CHRONIQUE : Desjardins, oui on l’aime!

Par Audrey-Anne Asselin

Dimanche, la place des festivals de Montréal a été le théâtre d’un hommage senti, exécuté dans la plus belle humilité qui soit. Chaque artiste présent sur scène a su charmer son public en interprétant les nombreuses chansons qui constituent l’œuvre de notre bien-aimé Richard Desjardins.
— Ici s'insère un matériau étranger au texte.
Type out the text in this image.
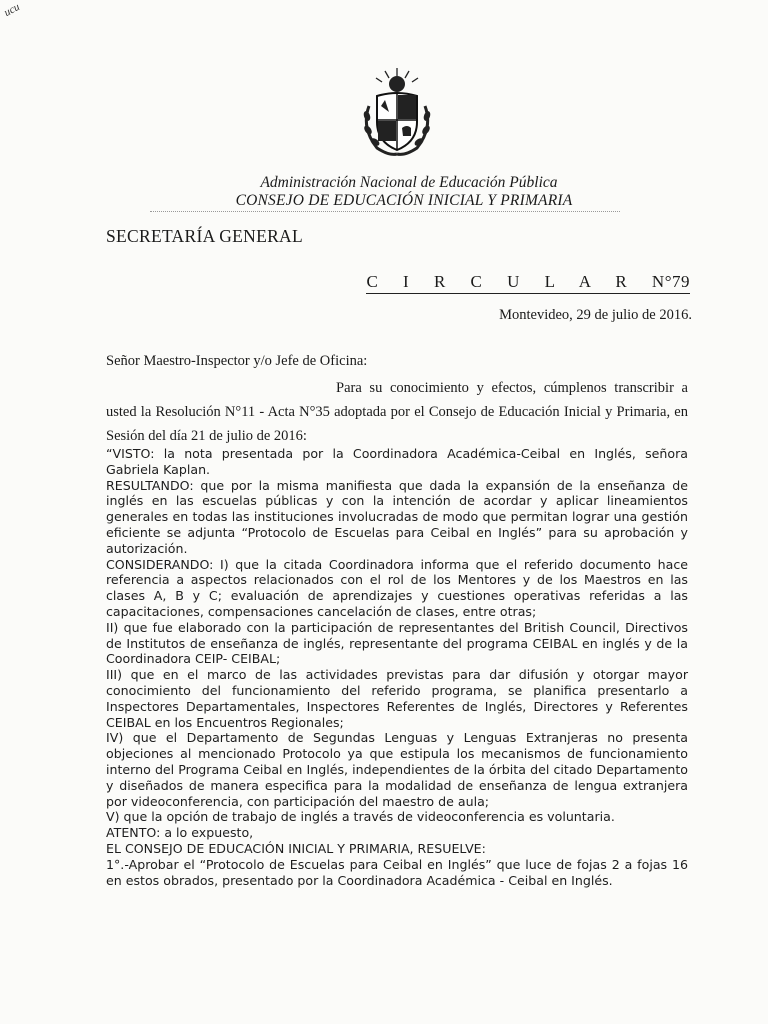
ucu
Administración Nacional de Educación Pública
CONSEJO DE EDUCACIÓN INICIAL Y PRIMARIA
SECRETARÍA GENERAL
C I R C U L A R N°79
Montevideo, 29 de julio de 2016.
Señor Maestro-Inspector y/o Jefe de Oficina:
Para su conocimiento y efectos, cúmplenos transcribir a usted la Resolución N°11 - Acta N°35 adoptada por el Consejo de Educación Inicial y Primaria, en Sesión del día 21 de julio de 2016:

“VISTO: la nota presentada por la Coordinadora Académica-Ceibal en Inglés, señora Gabriela Kaplan.

RESULTANDO: que por la misma manifiesta que dada la expansión de la enseñanza de inglés en las escuelas públicas y con la intención de acordar y aplicar lineamientos generales en todas las instituciones involucradas de modo que permitan lograr una gestión eficiente se adjunta “Protocolo de Escuelas para Ceibal en Inglés” para su aprobación y autorización.

CONSIDERANDO: I) que la citada Coordinadora informa que el referido documento hace referencia a aspectos relacionados con el rol de los Mentores y de los Maestros en las clases A, B y C; evaluación de aprendizajes y cuestiones operativas referidas a las capacitaciones, compensaciones cancelación de clases, entre otras;

II) que fue elaborado con la participación de representantes del British Council, Directivos de Institutos de enseñanza de inglés, representante del programa CEIBAL en inglés y de la Coordinadora CEIP- CEIBAL;

III) que en el marco de las actividades previstas para dar difusión y otorgar mayor conocimiento del funcionamiento del referido programa, se planifica presentarlo a Inspectores Departamentales, Inspectores Referentes de Inglés, Directores y Referentes CEIBAL en los Encuentros Regionales;

IV) que el Departamento de Segundas Lenguas y Lenguas Extranjeras no presenta objeciones al mencionado Protocolo ya que estipula los mecanismos de funcionamiento interno del Programa Ceibal en Inglés, independientes de la órbita del citado Departamento y diseñados de manera especifica para la modalidad de enseñanza de lengua extranjera por videoconferencia, con participación del maestro de aula;

V) que la opción de trabajo de inglés a través de videoconferencia es voluntaria.

ATENTO: a lo expuesto,

EL CONSEJO DE EDUCACIÓN INICIAL Y PRIMARIA, RESUELVE:

1°.-Aprobar el “Protocolo de Escuelas para Ceibal en Inglés” que luce de fojas 2 a fojas 16 en estos obrados, presentado por la Coordinadora Académica - Ceibal en Inglés.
En ouverture, Simone Marchand et Thomas Brassard (La Voix Junior) nous ont surpris avec Nous aurons, parfaite pour ouvrir ce spectacle hommage. Ils ont ensuite cédé la place à Stéphane Lafleur (Avec pas d’casque), qui s’est présenté en toute simplicité accompagné de sa guitare pour Au pays des calottes, tout comme son collègue Philippe B un peu plus tard. Celui-ci a pu nous émouvoir avec un Y va toujours y avoir bien senti, pour un peu plus loin nous gâter avec la très populaire Un beau grand slow.
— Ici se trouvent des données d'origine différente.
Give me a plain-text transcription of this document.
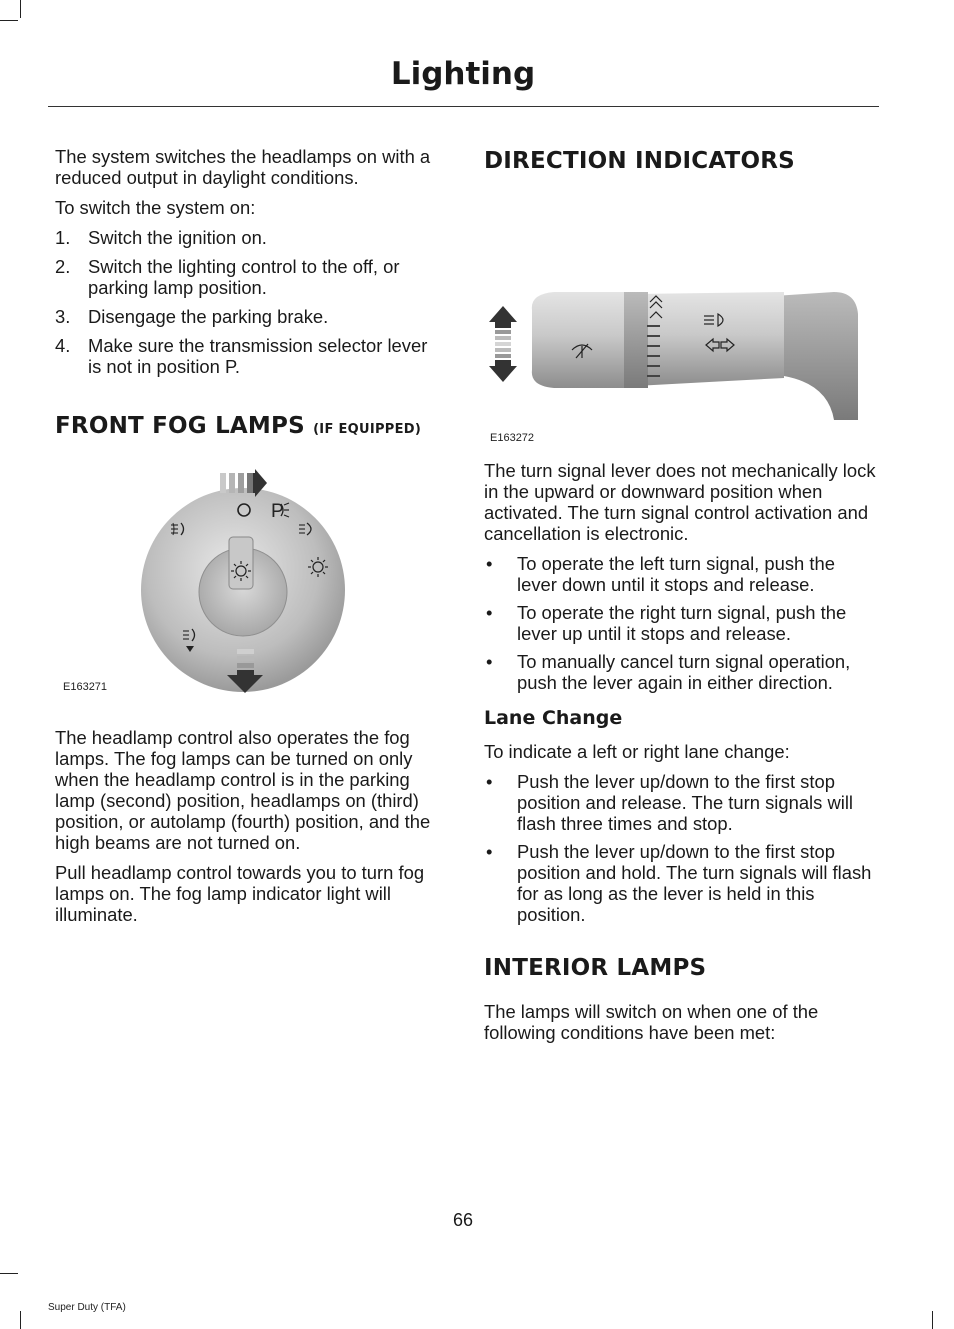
Lighting

The system switches the headlamps on with a reduced output in daylight conditions.

To switch the system on:

1. Switch the ignition on.
2. Switch the lighting control to the off, or parking lamp position.
3. Disengage the parking brake.
4. Make sure the transmission selector lever is not in position P.
FRONT FOG LAMPS (IF EQUIPPED)
P
E163271

The headlamp control also operates the fog lamps. The fog lamps can be turned on only when the headlamp control is in the parking lamp (second) position, headlamps on (third) position, or autolamp (fourth) position, and the high beams are not turned on.

Pull headlamp control towards you to turn fog lamps on. The fog lamp indicator light will illuminate.

DIRECTION INDICATORS
E163272

The turn signal lever does not mechanically lock in the upward or downward position when activated. The turn signal control activation and cancellation is electronic.

• To operate the left turn signal, push the lever down until it stops and release.
• To operate the right turn signal, push the lever up until it stops and release.
• To manually cancel turn signal operation, push the lever again in either direction.
Lane Change

To indicate a left or right lane change:

• Push the lever up/down to the first stop position and release. The turn signals will flash three times and stop.
• Push the lever up/down to the first stop position and hold. The turn signals will flash for as long as the lever is held in this position.
INTERIOR LAMPS

The lamps will switch on when one of the following conditions have been met:

66
Super Duty (TFA)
Plusieurs beaux moments ont ponctué la soirée, notamment la très belle interprétation de Va-t’en pas par Safia Nolin, accompagnée de son fidèle complice Joseph Marchand. La jeune chanteuse a été accueillie chaudement par la foule qui l’attendait à bras ouverts. On a également pu voir un Yann Perreau tout en contrôle du haut de la passerelle média, surprenant ainsi le public dans un puissant L’homme-canon chanté a cappella. Le moment fort de la soirée revient cependant à Klô Pelgag et Philippe Brach qui ont su donner une nouvelle flamme au classique Les Yankees, appuyés des voix solides des Sœurs Boulay, Émilie Laforest et Safia Nolin. Cet arrangement que l’on a pu connaître dans le disque hommage Desjardins était encore plus poignant en live, et ce n’est pas peu dire.

L’audience était étonnamment assez silencieuse, on pouvait sentir un très grand respect entre celle-ci et les artistes, particulièrement lors des hits de Desjardins comme Jenny, offert ici par Keith Kouna ou encore le fameux Tu m’aimes-tu repris par Fred Fortin avec une touche un peu plus country. Celui-ci a également eu l’honneur d’interpréter Le cœur est un oiseau, qui ne pouvait pas ne pas être de la partie hier soir. Même chose pour Quand j’aime une fois j’aime pour toujours qui ne passe pas inaperçu lorsque chanté par le magnifique duo Saratoga, composé de Chantal Archambeault et Michel-Olivier Gasse.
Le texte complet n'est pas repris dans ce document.